British-Canadian ethnologist and folklorist

Charles Hill-Tout (1858–1944) was an ethnologist and folklorist, active in British Columbia, born in Buckland, Devon, England, on 28 September 1858.

In his early years, Hill-Tout studied divinity at a seminary in Lincoln and preached in Cardiff. He married Edith Mary Stothert and soon became fascinated with Darwinism. He participated in the Oxford Movement before his departure from England and landed in Toronto, Ontario, where he purchased a 100-acre farm near Port Credit on Lake Ontario. He was eventually offered a teaching position by his mentor, Daniel Wilson of Toronto University. Wilson told Hill-Tout about the indigenous Haida people and their totems, which aroused in him an insatiable curiosity. He set out for Vancouver, British Columbia, where he hoped to conduct ethnographic research on this people. While there, he was offered another teaching position, but was soon informed about the death of one of his children in England, which prompted him to leave the country to be with his family.

In 1891, Charles returned with his family to Vancouver and there became housemaster at Whetham College. For two years he was principal of Trinity College, and then opened Buckland College at Burrard and Robson street. He bought a quarter section of wooded land near Abbotsford and built a log cabin for a summer residence. In 1899 he bought a neighbour's farm and house and made it the family home.

In 1892, he commenced extensive excavations of the Great Marpole Midden in Vancouver for the Art, Historical, and Scientific Association of Vancouver, stimulating study of other middens in the region. The Great Midden, which dates from 2400 to 1600 years BP and was a living village until the first of the great smallpox epidemics in the late 17th century, is today a National Heritage Site of Canada.

In 1896 Hill-Tout interviewed Chief Mischelle of the Nlaka'pamux tribe. In 1899 the Folklore Society published his article "Sqaktktquaclt, or the Benign-Faced, the Oannes of the Ntlaka-pamuq", where he made reference to the myth of Oannes in the Persian Gulf.
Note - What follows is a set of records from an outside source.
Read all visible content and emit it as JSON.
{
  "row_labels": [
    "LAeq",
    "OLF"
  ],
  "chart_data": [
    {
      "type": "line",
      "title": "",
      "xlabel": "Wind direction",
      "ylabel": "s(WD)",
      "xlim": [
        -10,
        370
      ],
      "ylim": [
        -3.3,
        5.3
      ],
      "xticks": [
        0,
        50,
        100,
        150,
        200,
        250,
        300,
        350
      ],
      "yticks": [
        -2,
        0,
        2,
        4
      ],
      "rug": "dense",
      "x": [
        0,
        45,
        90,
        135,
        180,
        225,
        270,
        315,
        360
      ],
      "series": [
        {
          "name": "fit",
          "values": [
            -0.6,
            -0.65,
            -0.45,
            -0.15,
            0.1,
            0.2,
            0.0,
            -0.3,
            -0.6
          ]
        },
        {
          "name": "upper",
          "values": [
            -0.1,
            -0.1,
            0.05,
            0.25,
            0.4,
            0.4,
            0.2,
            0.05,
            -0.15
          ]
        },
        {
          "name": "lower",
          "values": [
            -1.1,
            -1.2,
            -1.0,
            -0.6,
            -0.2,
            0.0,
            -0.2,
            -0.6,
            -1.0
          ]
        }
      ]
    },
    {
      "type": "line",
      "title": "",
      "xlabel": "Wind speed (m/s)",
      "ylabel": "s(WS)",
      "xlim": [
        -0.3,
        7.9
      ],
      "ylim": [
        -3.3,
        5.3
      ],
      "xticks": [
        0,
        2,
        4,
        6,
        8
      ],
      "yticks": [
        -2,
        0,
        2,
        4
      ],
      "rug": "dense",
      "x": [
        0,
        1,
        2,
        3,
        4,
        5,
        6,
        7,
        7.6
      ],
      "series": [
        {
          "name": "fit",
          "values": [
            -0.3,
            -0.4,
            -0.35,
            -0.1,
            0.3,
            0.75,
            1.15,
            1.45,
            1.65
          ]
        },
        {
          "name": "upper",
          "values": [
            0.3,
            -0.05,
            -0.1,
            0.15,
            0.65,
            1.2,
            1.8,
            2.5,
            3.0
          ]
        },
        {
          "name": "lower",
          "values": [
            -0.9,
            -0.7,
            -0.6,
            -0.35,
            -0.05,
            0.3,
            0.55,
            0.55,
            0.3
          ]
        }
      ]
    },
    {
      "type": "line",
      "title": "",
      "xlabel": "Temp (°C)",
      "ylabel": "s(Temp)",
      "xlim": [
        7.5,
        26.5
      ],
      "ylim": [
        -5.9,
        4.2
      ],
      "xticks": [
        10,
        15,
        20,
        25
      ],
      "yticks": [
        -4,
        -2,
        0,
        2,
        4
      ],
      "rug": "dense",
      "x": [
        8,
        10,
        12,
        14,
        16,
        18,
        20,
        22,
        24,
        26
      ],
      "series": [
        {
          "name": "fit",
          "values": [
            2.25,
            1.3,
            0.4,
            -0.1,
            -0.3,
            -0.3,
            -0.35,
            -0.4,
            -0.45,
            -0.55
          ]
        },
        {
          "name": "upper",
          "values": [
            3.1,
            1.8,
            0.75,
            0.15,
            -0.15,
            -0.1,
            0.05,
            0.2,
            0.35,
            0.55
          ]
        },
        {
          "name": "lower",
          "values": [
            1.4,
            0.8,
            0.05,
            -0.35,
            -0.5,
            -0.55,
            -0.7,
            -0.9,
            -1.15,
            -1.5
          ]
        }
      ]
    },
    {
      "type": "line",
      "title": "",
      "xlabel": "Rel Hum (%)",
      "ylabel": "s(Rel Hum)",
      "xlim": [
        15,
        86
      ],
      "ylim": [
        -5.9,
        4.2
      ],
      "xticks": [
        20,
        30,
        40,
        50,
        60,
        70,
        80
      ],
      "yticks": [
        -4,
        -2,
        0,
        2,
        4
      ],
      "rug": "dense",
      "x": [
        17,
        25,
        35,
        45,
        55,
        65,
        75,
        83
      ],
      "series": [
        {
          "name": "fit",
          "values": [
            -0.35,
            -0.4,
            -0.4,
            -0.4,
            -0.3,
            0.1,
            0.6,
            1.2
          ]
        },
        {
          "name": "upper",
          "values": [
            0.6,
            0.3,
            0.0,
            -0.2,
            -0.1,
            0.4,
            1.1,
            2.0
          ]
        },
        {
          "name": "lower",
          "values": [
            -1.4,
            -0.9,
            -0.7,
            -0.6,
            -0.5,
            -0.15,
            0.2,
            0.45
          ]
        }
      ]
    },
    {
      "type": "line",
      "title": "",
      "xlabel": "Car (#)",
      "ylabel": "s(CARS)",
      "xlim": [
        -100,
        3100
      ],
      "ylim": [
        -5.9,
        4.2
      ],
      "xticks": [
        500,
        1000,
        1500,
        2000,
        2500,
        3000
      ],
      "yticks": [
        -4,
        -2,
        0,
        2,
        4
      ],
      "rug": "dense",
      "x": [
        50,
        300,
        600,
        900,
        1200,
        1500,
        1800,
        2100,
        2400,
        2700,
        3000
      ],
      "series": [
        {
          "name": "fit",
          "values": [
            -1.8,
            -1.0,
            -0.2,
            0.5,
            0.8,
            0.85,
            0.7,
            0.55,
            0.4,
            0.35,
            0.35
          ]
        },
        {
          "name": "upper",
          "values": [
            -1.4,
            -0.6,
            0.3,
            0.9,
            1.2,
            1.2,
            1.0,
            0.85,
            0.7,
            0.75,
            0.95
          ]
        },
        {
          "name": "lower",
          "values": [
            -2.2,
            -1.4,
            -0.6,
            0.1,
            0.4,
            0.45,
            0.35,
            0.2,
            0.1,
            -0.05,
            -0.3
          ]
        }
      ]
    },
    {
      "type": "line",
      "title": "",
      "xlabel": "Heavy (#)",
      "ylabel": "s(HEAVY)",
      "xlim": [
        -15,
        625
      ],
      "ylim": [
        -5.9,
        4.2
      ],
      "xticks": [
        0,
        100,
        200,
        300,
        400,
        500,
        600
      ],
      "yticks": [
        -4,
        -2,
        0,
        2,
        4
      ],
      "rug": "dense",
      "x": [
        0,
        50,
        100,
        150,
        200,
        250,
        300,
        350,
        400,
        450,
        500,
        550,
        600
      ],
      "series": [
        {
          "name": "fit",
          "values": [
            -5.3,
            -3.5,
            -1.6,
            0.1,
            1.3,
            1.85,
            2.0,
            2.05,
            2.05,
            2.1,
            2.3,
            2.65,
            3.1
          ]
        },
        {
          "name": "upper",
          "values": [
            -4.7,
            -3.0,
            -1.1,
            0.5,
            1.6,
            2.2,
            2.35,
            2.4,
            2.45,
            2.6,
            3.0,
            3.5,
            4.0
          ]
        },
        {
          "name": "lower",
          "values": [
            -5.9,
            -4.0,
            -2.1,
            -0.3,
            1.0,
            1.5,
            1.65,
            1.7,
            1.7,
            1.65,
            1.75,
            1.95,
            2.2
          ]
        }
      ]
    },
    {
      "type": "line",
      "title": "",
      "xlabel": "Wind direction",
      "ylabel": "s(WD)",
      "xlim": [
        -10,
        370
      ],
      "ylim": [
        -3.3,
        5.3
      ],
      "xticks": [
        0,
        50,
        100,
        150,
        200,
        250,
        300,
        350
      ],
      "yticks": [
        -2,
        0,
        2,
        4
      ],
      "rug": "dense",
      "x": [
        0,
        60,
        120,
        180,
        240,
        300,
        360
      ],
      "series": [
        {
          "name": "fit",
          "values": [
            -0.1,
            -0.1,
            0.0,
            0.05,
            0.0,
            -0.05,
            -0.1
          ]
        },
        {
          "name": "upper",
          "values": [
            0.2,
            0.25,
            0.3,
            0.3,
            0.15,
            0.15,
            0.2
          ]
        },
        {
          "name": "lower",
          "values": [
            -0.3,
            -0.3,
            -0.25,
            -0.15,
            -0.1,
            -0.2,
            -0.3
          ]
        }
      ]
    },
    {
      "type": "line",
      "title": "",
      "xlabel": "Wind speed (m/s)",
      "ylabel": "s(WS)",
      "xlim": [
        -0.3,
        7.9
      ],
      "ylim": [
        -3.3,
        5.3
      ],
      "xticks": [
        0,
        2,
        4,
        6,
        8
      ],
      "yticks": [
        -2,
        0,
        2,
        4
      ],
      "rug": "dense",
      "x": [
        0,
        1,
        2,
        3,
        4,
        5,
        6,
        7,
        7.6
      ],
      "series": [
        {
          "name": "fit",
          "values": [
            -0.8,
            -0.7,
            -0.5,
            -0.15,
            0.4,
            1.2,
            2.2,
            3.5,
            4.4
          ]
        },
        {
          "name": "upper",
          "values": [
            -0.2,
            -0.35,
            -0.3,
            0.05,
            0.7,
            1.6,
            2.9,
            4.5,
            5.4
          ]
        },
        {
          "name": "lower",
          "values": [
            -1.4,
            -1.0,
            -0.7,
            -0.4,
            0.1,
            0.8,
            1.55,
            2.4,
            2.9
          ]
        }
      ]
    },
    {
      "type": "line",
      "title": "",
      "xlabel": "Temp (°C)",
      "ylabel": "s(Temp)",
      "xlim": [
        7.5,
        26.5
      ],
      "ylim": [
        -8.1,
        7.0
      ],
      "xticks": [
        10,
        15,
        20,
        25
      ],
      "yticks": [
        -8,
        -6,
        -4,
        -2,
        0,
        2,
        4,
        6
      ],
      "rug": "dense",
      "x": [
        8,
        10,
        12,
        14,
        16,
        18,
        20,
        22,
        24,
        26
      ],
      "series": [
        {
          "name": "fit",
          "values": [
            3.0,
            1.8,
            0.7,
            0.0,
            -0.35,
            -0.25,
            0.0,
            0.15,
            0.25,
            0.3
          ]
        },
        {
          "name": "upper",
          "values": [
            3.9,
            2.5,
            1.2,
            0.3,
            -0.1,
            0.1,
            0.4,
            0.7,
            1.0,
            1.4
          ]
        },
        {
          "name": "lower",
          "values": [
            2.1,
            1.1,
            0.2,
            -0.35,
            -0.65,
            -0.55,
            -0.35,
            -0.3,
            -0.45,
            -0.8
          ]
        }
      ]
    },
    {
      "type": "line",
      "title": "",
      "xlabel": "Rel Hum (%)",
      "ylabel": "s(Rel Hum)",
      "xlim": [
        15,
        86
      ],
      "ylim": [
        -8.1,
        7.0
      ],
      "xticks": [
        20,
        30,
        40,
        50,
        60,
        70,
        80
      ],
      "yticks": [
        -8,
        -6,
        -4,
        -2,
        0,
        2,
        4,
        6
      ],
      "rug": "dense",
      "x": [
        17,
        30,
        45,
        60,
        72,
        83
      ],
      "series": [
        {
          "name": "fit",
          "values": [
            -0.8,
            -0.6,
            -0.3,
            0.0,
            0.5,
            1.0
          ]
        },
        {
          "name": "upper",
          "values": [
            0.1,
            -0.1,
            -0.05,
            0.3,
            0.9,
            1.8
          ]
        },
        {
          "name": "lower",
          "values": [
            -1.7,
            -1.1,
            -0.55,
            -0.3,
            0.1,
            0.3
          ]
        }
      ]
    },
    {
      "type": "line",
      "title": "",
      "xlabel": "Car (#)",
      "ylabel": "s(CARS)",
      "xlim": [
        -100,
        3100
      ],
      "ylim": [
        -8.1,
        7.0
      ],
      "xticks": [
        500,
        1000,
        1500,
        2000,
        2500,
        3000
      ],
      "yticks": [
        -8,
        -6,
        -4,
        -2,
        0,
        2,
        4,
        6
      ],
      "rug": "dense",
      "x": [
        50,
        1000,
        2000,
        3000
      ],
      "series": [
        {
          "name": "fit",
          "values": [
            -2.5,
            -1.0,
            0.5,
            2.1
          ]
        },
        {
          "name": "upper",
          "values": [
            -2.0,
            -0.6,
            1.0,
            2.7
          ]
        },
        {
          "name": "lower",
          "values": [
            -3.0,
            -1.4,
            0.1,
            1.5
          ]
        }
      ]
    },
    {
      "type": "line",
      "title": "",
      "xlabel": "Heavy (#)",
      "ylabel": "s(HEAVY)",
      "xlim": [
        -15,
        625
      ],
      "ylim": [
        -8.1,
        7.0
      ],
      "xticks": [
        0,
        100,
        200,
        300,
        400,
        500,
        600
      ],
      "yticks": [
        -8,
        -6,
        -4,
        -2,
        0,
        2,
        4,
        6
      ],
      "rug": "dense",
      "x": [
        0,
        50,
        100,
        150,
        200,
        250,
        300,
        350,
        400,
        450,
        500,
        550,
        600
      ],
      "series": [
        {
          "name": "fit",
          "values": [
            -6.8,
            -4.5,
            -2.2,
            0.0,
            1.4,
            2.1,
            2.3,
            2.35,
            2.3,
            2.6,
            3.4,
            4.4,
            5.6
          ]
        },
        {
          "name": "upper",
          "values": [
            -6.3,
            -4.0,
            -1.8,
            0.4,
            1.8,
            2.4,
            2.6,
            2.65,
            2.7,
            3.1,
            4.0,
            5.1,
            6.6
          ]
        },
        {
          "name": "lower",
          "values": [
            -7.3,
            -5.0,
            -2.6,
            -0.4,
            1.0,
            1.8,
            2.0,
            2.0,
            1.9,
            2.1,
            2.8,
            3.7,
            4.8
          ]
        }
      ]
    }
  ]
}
When the Jesup North Pacific Expedition stopped in Vancouver in 1897, Hill-Tout met Franz Boas, leader of the expedition. Hill-Tout escorted Harlan Smith of the expedition to Lytton for field study. By 1898, Hill-Tout had written his first book on the ethnology of the Haida people.

In 1903 the Royal Society of Canada published his study of totemism. In 1907 he published British North America: I. The far West, home of the Salish and Déné.

Hill-Tout was president of the British Columbia Academy of Science in 1914, and vice president the year before. During the First World War he enlisted in the Canadian Expeditionary Force with the 242nd Battalion, CEF. He died 30 June 1944, in Vancouver.

In 1978 Ralph Maud assembled four volumes of ethnographic writing by Hill-Tout: Thomson and the Okanagan, the Squamish and the Lillooet, the Mainland Halkomelem, the Sechelt and the South-Eastern Tribes of Vancouver Island.